Research
My research sits at the intersection of AI in healthcare, medical data science, and translational biomedical applications. I am interested in building machine learning systems that solve real problems for clinicians, microbiologists, and biomedical researchers, rather than optimizing methods in isolation from practice.
Across projects and application domains, my work is organized around three connected goals:
- Integrating multimodal health data to support clinically meaningful decisions.
- Developing trustworthy biomedical AI that experts can understand, evaluate, and use.
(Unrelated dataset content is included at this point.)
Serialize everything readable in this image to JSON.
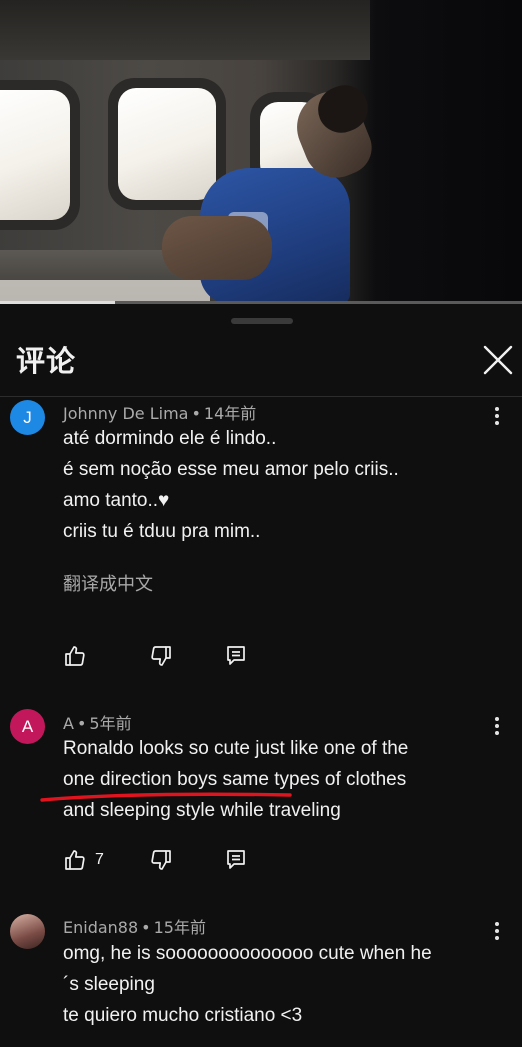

- Releasing open-source software and public data resources that make advanced AI methods easier to adopt.
Research Themes
Multimodal Clinical Decision Support
My current work in microbiology focuses on using machine learning to support surveillance, outbreak detection, organism characterization, and antimicrobial-resistance-related tasks from routine clinical data. I am particularly interested in combining sources such as MALDI-TOF mass spectra, metadata, and expert knowledge in ways that are useful in real diagnostic workflows.
Representative outputs:
- MARISMa: a routine MALDI-TOF MS database from 2018 to 2024 and the associated public dataset
- Automatic antibiotic resistance prediction in Klebsiella pneumoniae based on MALDI-TOF mass spectra
- Automatic Discrimination of Species within the Enterobacter cloacae Complex Using MALDI-TOF MS and Supervised Algorithms
- Automated web-based typing of Clostridioides difficile ribotypes via MALDI-TOF MS
- Automatic surveillance of Escherichia coli bacteriological strains within clinical settings
Trustworthy AI for Biomedical Applications
I work on applied machine learning across multiple health domains, including microbiology, speech, cardiology, and medical imaging. I see this breadth as part of a unified agenda: building AI systems that are useful under real biomedical constraints, especially when data are heterogeneous, limited, noisy, or difficult to interpret.
Representative outputs:
- MARTA: a model for the automatic phonemic grouping of the parkinsonian speech
- Exploring the Power of Photoplethysmogram Matrix for Atrial Fibrillation Detection with Integrated Explainability
- Automatic semantic segmentation of the osseous structures of the paranasal sinuses
- Bayesian automatic screening of pneumonia and lung lesions localization from CT scans
Open-Source Software and Data Resources
An important part of my work is turning research outputs into reusable resources. I care about tools and datasets that help health professionals and biologists use AI more effectively, more transparently, and with less technical overhead.
Representative resources:
Current Directions
- AI for microbiology workflows. I am currently developing an AST application as an open and reusable decision-support tool built around practical microbiology needs.
- AI with domain experts. I want to keep building projects in close collaboration with clinicians, microbiologists, and biomedical scientists so that the resulting models solve the right problem.
- Independent research program. My long-term goal is to lead a group in applied machine learning for health, centered on trustworthy AI, multimodal biomedical data, and open translational software.